Çin’in Uygur kardeşlerimize uyguladığı soykırım karşısında sergiledikleri utanç verici pısırıklık yetmemiş üzere şimdide Dünya Uygur Kongresi Liderinin, Türkiye’ye girişine müsaade vermediler. Yazıklar olsun.

‘Çiftçilerimizin, esnafımızın durumu perişan’

Artık bu zihniyeti tanıyoruz. Bu vicdansızlığı biliyoruz. Milletin itimadını suistimal eden bu iktidarın Türkiye’ye verecek hiç bir şeyi kalmadı. Geçtiğimiz hafta Karabük’teydim. Pazartesi günü ise Niğde’ye gittim. Çiftçilerimizin, esnafımızın durumu perişan. Safranbolu’da lokantacı bir kardeşim, ‘Müşteri yok, biz nasıl geçineceğiz’ diyor. Kahveci kardeşlerim, ‘Açız’ diye pankart açtılar.

‘Yerel basına vefa borcum var’

Mahallî basınımızın, internet sitelerinin durumu perişan.

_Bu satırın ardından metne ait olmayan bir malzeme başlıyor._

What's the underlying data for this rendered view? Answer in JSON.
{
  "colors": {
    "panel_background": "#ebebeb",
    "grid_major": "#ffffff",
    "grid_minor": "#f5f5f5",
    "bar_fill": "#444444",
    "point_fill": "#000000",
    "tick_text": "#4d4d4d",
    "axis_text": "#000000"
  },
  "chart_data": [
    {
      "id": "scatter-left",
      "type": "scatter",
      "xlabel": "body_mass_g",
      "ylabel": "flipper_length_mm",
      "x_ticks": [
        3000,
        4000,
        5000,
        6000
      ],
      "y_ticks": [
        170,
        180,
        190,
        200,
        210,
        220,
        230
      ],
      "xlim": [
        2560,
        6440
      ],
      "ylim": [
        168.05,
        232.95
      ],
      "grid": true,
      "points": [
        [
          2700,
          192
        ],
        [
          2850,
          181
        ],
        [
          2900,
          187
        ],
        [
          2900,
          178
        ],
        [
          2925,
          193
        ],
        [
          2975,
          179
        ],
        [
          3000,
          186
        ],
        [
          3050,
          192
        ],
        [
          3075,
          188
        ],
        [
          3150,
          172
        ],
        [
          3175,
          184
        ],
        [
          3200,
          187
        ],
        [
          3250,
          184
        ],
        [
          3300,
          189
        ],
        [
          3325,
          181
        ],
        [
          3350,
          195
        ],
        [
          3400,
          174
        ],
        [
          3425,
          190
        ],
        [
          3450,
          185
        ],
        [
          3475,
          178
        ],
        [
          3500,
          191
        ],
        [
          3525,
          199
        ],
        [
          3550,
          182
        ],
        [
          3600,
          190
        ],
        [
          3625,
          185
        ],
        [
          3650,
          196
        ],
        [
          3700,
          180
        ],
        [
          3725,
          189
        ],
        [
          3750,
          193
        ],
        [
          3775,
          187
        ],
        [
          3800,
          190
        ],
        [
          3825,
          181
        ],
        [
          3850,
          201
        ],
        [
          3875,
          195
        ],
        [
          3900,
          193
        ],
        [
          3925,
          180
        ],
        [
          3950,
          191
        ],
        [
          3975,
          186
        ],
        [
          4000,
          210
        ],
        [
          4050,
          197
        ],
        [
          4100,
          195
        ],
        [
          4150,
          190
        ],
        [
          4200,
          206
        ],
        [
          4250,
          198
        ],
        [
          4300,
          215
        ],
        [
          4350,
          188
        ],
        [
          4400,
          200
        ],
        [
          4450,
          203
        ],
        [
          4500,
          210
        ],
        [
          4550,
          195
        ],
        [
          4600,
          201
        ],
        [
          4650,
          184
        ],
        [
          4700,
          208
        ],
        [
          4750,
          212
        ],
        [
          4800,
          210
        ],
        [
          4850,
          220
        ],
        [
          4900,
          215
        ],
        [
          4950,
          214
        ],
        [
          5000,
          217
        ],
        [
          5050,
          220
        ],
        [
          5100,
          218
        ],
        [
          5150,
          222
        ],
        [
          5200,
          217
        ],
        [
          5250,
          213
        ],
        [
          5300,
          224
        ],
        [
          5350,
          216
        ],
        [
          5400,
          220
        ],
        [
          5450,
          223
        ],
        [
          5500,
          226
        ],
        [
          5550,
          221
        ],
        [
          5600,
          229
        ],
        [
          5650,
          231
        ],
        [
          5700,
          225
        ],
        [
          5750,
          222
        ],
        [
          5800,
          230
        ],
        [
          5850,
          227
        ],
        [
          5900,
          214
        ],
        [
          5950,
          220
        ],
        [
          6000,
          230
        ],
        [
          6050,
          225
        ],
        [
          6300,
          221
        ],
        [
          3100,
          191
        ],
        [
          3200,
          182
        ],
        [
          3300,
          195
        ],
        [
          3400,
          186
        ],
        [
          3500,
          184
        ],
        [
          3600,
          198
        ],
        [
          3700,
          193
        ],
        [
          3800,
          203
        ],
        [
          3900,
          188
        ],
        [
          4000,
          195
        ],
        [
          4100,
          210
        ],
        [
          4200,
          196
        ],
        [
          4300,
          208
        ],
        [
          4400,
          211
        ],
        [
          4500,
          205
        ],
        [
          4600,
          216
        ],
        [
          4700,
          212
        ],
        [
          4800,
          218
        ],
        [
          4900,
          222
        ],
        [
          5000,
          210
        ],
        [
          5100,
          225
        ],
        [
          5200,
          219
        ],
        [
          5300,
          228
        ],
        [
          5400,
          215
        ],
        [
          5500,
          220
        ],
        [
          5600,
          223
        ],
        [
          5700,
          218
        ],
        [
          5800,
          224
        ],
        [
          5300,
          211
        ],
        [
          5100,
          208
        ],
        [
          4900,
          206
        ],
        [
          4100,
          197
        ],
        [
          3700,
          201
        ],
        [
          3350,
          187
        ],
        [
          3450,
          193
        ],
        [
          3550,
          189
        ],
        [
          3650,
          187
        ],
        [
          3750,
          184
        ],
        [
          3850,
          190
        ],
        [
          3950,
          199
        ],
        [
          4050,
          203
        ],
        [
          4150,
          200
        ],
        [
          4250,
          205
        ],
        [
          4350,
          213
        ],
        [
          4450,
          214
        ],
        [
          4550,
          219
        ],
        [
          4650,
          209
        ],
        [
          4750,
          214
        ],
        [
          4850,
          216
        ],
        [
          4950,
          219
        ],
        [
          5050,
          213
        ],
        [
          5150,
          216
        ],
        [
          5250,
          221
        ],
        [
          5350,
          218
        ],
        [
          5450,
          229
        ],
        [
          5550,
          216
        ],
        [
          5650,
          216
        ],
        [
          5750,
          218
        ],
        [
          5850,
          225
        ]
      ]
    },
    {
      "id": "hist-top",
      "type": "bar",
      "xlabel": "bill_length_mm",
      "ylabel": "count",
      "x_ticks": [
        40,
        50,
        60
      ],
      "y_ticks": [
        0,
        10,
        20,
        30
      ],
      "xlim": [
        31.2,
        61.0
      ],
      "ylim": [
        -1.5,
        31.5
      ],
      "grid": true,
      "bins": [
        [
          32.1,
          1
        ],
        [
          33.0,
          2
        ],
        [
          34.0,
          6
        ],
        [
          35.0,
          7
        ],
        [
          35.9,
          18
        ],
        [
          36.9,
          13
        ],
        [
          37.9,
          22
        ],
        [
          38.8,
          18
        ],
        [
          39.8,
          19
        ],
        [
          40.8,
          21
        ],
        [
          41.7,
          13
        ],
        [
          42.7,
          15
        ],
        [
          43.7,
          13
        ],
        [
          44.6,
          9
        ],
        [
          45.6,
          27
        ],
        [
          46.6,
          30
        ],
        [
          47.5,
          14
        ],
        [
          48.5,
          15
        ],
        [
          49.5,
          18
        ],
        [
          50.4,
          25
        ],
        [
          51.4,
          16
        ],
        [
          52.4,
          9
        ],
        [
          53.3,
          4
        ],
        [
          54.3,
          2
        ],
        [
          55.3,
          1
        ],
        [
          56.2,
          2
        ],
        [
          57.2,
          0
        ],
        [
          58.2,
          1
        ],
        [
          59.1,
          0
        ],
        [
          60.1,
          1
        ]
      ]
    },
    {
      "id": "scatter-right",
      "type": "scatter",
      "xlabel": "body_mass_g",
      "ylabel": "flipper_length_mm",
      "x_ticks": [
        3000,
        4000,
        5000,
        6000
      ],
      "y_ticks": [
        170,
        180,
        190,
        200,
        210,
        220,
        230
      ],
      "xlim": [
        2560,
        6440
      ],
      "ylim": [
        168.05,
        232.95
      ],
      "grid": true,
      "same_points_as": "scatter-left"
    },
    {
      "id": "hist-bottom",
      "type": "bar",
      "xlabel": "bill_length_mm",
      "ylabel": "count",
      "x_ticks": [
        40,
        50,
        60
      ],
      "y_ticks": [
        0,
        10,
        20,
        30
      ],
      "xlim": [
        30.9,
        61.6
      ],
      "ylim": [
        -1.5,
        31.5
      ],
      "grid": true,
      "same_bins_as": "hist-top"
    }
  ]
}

Onlara yemin ettim. Arkadaşlarımızın kaygılarını çözeceğiz. Benim ferdî olarak lokal basın mensuplarına büyük bir vefa borcum var. 1997’den itibaren, bugün olduğu üzere otoritere, vesayete, millete karşın iş görmeye kalkışanlara itirazı olan Meral Akşener ve Akşener’in benzediği siyasalların -büyüklerimden bahsediyorum- bize harikulade bir karartma uygulanmıştı. Büyük medyanın, yaygın medyanın derin bir karartması ile karşılaşmıştır. Gittiğim her kentte, gittiğim her ilçede lokal medya ile, onlarla irtibat kurarak onların takviyesi ile bir devri geçirdik. şahsi olarak birebir vakitte bilgi olarak bu arkadaşlarımıza derin bir vefa borcum vardır.